Growing Movement Would Ban Corporal Punishment In Schools
by Nick Beres
NASHVILLE, Tenn. – How would you feel about a teacher paddling your child in class? If you think it can't happen in Tennessee -- you're wrong. This is one of 19 states to allow paddling in schools.
Believe it or not, paddling used to be the norm in schools, but if you think wood paddles are a thing of the past, think again.
Some say it's good, old-fashioned discipline. Others call it child abuse, and now there's a federal lawsuit.
Corporal punishment is an ongoing controversy that has some parents and teachers on different sides of the fence. So, would you allow a teacher to paddle your child?
The law is on the books allowing it, but now there is a federal lawsuit involving a Cumberland County teacher challenging corporal punishment in Tennessee schools.
The debate over unruly kids and discipline is raging.
"Corporal punishment in Tennessee is still an option, legally an option," says Wendell Marlowe.
Marlowe is the principal at West Wilson Middle School in Wilson County. Many principals, like Marlowe, keep a paddle in their offices. Marlowe won't use his, but there are some who do.
It's been two years since he's spanked a student and Marlowe doubts he will ever do it again even if asked.
"Parents have come to me and said, ‘Mr. Marlow, if they don't have their homework in - paddle them.' Well, I'm not going to do that," says Marlow.
Tennessee law allows it, but Marlow is among a growing number of principals who believe paddling should be a thing of the past.
That's not to say it doesn't still happen.
There's an entire website dedicated to cellphone video of school paddlings from around the country, corpun.com.
"It's actually government sanctioned child abuse. It's legally child abuse," says Julie Worley, President for Tennesseans for Non-Violent School Discipline. "The federal government has prohibited corporal punishment in our prisons and yet they fail to enact a law to protect children in our schools."
Worley says paddling traumatizes students and can cost schools big money. She points to a federal lawsuit filed in October against Homestead Elementary in Cumberland County.
A now-former teacher, Vaughn Davis, was accused of paddling a student who suffered from health problems.
"This child was on the no paddle list, and the corporal punishment (was) administered in violation of their own policies," says Worley. "Mr. Davis took him outside and had him bend over a rock and paddled him three times."
The family is seeking half a million dollars in damages.
Worley sees more lawsuits coming since there are few guidelines for schools to follow. She says there's not even a standard paddle. It's a practice that could easily be abused or be taken too far.
Even so, Tennessee lawmakers seem unwilling to ban paddling. Clearly there are voters who still support it.
"I think we are too lax," says Albert Bell, who allowed his kids to be paddled and he'd do the same with his grandchildren. "These young children don't have any respect. You had it back then. It was whooped into you."

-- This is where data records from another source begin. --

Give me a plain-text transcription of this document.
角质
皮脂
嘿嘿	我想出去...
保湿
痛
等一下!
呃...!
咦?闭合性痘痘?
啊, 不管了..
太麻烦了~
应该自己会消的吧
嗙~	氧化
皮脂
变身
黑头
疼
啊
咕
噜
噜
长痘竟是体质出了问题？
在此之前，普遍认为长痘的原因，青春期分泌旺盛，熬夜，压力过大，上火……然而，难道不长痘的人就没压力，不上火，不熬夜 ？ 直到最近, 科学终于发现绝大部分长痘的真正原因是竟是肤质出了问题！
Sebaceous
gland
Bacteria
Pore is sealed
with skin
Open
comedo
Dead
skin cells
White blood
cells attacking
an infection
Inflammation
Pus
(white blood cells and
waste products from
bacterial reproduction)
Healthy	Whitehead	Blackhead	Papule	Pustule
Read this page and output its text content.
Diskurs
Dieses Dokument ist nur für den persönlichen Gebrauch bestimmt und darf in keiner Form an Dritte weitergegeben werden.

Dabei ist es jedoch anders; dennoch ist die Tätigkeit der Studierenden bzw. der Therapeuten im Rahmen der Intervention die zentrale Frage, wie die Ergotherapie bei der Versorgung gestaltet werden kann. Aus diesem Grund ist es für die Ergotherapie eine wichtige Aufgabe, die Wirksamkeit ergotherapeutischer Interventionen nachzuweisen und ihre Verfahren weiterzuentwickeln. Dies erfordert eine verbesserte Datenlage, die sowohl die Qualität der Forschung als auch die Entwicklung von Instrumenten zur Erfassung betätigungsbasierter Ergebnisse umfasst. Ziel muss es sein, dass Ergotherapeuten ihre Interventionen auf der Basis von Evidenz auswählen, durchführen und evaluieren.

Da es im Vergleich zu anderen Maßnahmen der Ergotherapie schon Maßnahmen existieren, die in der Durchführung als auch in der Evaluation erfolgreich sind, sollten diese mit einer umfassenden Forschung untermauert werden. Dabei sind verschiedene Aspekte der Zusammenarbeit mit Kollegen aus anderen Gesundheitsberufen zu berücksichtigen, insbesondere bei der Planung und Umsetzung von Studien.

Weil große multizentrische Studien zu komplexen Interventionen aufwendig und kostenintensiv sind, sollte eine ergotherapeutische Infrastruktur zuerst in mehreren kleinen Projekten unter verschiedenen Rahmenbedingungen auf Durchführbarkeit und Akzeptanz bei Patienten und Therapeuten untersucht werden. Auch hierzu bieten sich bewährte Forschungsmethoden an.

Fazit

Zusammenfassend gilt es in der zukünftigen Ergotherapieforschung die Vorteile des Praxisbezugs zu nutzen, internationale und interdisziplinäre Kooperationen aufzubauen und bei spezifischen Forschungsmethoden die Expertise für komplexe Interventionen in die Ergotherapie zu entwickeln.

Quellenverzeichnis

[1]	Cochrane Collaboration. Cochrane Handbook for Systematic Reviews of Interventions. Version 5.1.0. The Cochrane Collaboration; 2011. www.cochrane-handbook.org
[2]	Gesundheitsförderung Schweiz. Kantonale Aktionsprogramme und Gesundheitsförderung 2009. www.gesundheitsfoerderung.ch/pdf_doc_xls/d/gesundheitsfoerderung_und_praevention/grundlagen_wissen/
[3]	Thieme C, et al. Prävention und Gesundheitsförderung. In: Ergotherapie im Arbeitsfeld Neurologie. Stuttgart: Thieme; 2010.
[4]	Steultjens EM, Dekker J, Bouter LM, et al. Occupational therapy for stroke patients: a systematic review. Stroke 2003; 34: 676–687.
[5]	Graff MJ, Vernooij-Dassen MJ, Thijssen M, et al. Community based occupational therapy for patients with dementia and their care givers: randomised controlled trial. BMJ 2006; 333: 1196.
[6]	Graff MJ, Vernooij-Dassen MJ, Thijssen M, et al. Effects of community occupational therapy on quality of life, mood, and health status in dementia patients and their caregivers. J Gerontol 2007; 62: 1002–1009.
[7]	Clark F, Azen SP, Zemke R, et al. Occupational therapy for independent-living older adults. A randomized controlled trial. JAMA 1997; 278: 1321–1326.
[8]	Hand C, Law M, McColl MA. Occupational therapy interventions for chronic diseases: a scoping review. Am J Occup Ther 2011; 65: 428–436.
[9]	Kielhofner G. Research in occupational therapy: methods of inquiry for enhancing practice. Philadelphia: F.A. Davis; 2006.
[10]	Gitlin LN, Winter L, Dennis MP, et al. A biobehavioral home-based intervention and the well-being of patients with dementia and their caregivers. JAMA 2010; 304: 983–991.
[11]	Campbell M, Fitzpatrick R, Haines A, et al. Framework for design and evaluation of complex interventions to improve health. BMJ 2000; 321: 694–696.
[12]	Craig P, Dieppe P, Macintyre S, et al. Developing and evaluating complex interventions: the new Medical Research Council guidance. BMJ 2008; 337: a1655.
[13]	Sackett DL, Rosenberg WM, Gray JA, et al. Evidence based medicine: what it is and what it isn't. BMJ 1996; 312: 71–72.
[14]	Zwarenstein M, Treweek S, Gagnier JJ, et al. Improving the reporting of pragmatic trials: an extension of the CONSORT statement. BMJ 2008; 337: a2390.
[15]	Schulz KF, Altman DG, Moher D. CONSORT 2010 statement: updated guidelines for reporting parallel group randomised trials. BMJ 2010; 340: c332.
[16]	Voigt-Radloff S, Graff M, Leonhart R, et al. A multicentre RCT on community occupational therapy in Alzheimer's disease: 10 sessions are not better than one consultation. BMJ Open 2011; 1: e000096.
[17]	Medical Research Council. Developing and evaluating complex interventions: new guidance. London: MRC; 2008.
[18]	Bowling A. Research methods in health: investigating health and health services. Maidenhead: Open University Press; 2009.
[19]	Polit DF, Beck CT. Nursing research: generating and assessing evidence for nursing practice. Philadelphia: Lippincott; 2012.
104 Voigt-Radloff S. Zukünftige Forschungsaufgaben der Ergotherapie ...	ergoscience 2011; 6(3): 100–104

That was then. This is now. Law or no law, principals like Marlowe plan to hang up their paddles for good.
"Hitting a kid with a piece of wood is ridiculous," says Marlowe.
In Tennessee, individual school districts are allowed to determine their own policies with regard to corporal punishment. Some ban it while others allow it, usually with parental permission first.
If you're not sure about your district that's a question worth asking your child's principal.